Такой анализ американской демократии, конечно, отличается от теории Монтескье, построенной на материале античных республик. Сам же Токвиль считает, что его теория современных демократических обществ расширяет и обновляет концепцию Монтескье.
Во фрагменте, обнаруженном среди черновиков II тома «Демократии в Америке», он сравнивает свое истолкование американской демократии с теорией республиканского строя Монтескье.
«Не следует рассматривать идею Монтескье в узком смысле. Сей великий человек хотел сказать то, что республика может существовать только посредством воздействия общества на самое себя. То, что он подразумевает под добродетелью, — это влияние морали, которое каждый индивид испытывает на себе и которое не позволяет ему нарушать права других. Когда победа человека над соблазнами есть следствие слишком слабого искушения или личного расчета, она не представляется в глазах моралиста добродетелью, но возвращает нас к идее Монтескье, который говорил гораздо больше о результате, чем о причине, вызвавшей его. В Америке не добродетель возвышенна, а соблазн низок при одинаковом результате. Важно не бескорыстие, а интерес, который, разумеется, есть почти то же самое. Монтескье был, следовательно, прав, хотя и говорил об античной добродетели, и то, что он говорил о греках и римлянах, распространяется также на американцев».
Этот фрагмент позволяет провести параллель между теорией современной демократии по Токвилю и теорией античного республиканского строя по Монтескье.
Конечно, есть существенные различия между республикой, рассматриваемой Монтескье, и демократией, анализируемой Токвилем. Античная демократия была эгалитарной и целомудренной, но суровой и сражающейся. Граждане стремились к равенству, потому что отказывались придавать первостепенное значение соображениям торговли. Современная демократия, напротив, представляет собой по существу общество торговли и промышленности. Невозможно поэтому, чтобы интерес не был в ней господствующим чувством. Именно на интересе основывается современная демократия. Согласно Токвилю, принципом (в том смысле, который придавал этому слову Монтескье) современной демократии является, таким образом, интерес, а не добродетель. Однако, как указывается в этом фрагменте, интерес (принцип современной демократии) и добродетель (принцип античной республики) обладают общими элементами. Дело в том, что в обоих случаях граждане должны подчиняться дисциплине морали, а устойчивость госу-
дарства основывается на преобладающем влиянии нравов и верований на поведение индивидов.
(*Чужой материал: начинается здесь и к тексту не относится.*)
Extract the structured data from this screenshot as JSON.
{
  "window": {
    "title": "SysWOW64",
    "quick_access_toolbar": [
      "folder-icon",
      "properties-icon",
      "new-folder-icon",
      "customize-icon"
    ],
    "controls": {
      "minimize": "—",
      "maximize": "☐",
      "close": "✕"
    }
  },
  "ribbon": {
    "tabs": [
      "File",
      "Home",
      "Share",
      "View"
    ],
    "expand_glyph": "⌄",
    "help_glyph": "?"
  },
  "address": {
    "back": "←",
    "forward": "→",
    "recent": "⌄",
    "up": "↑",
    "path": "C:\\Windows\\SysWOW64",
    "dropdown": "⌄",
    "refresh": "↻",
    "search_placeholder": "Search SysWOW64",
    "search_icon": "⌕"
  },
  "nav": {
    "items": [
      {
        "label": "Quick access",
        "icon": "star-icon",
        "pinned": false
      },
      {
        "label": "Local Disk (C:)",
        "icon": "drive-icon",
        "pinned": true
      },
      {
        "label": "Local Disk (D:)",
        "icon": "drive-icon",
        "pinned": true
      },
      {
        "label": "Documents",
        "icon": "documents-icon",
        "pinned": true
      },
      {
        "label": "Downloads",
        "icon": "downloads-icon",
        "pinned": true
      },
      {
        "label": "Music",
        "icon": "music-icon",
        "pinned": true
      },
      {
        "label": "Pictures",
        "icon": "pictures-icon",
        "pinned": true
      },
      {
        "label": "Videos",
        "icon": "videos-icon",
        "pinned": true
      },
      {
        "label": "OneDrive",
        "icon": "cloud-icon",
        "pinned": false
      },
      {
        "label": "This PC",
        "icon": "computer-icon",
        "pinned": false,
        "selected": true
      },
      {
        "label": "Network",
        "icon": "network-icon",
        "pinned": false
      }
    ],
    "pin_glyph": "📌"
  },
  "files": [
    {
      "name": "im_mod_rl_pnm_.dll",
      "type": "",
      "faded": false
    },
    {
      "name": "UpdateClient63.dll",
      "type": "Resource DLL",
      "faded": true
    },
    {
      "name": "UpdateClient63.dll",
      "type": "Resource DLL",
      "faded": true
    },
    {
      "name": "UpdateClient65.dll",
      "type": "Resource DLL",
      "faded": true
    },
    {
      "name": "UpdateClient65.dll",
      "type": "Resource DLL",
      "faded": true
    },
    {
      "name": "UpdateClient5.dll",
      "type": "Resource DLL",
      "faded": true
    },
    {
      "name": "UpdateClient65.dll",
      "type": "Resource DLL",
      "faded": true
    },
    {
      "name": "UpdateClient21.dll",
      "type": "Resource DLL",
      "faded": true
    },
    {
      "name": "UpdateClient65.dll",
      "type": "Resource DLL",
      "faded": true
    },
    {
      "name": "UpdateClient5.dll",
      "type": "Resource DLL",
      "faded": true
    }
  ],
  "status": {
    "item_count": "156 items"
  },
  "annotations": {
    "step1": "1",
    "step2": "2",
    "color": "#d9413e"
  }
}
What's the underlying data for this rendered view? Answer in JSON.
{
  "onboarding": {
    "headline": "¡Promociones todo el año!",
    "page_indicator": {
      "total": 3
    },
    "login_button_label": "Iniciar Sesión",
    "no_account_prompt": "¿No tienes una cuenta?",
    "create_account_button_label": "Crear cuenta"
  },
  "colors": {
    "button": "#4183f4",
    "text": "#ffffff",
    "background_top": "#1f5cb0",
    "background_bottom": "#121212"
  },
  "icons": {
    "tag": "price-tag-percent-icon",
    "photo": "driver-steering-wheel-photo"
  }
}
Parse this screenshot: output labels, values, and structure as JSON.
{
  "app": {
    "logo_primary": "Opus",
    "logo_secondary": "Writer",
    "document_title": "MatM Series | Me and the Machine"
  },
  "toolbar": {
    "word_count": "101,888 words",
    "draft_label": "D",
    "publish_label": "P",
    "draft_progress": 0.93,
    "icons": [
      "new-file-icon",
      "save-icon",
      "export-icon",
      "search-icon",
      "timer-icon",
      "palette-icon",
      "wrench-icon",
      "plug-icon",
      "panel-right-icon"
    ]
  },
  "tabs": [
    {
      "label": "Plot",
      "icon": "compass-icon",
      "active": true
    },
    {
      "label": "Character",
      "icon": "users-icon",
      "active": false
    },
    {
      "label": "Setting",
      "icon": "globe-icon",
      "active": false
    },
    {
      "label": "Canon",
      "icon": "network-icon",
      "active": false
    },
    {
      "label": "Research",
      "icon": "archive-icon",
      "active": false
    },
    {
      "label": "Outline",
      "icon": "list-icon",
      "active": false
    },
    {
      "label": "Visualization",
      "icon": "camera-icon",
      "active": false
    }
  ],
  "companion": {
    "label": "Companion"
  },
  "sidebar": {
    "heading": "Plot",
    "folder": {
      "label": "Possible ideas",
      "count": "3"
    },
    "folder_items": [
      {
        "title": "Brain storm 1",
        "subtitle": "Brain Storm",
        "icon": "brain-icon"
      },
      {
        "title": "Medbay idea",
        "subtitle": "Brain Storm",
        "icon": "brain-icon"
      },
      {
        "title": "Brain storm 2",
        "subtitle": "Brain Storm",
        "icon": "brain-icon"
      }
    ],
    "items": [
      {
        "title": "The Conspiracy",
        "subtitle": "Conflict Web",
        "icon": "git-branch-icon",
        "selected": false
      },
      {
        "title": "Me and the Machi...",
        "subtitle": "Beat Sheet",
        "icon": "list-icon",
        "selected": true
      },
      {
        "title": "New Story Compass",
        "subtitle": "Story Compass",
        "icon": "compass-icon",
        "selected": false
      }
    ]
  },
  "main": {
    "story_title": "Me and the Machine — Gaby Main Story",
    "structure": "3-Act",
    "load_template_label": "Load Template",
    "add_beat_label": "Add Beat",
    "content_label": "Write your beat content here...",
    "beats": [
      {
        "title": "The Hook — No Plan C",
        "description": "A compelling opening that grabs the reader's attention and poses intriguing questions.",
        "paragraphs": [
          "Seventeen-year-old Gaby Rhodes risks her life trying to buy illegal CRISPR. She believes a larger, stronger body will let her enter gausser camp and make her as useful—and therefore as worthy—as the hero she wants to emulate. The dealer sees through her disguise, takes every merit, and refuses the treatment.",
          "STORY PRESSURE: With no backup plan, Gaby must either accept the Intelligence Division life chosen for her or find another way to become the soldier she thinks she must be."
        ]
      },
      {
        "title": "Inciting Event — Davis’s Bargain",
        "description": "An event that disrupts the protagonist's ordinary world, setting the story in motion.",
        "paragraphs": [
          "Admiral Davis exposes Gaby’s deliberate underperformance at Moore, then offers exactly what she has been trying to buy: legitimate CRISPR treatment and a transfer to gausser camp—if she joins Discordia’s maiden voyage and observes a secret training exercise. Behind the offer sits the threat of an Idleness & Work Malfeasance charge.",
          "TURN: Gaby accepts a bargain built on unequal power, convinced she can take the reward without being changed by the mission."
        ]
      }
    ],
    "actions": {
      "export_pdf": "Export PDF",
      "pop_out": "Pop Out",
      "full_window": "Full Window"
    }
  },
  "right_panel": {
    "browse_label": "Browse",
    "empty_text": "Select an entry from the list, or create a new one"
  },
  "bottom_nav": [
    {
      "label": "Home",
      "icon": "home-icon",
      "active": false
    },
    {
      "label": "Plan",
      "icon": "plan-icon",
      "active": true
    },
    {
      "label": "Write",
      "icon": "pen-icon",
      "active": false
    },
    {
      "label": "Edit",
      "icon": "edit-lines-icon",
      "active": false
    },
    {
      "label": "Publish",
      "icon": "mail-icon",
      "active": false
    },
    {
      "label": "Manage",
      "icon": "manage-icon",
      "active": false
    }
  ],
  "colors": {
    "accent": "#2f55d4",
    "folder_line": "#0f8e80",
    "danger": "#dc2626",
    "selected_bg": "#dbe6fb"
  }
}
В общем, в «Демократии в Америке» Токвиль предстает социологом в стиле Монтескье, а можно было бы сказать — использующим два стиля, восходящих к Монтескье.
В работе «О духе законов» синтез разных аспектов общества осуществляется с помощью понятия духа нации. Основная задача социологии, по Монтескье, постижение целостности общества. Токвиль, конечно, стремится уловить в Америке дух нации и пользуется для этого разными категориями, которые разграничивал автор «О духе законов». Он определяет разницу между историческими и актуальными причинами, географической средой и историческими традициями, действием законов и нравов. Для определения единственного в своем роде американского общества в его своеобразии совокупность этих элементов перестраивается. Описание необычного общества достигается путем сочетания разных типов объяснения, характеризующихся большей или меньшей степенью абстракции или обобщения.
Однако, как мы увидим дальше, при анализе II тома «Демократии в Америке», Токвиль принимает во внимание и вторую задачу социологии и практикует иной метод. Он ставит более абстрактную проблему на высшем уровне обобщения — проблему демократии в современных обществах, т.е. намечает себе изучение идеального типа, сравнимого с типом политического режима в первой части книги «О духе законов». Отправляясь от абстрактного понятия демократического общества, Токвиль задается вопросом о том, какую политическую форму может принять это демократическое общество, почему в одном случае оно облекается в одну форму, а в другом случае — в другую. Иными словами, он начинает с определения идеального типа — демократического общества — и пытается методом сравнения выявить действие разных причин, переходя, как говорил он, от причин более общего порядка к более частным.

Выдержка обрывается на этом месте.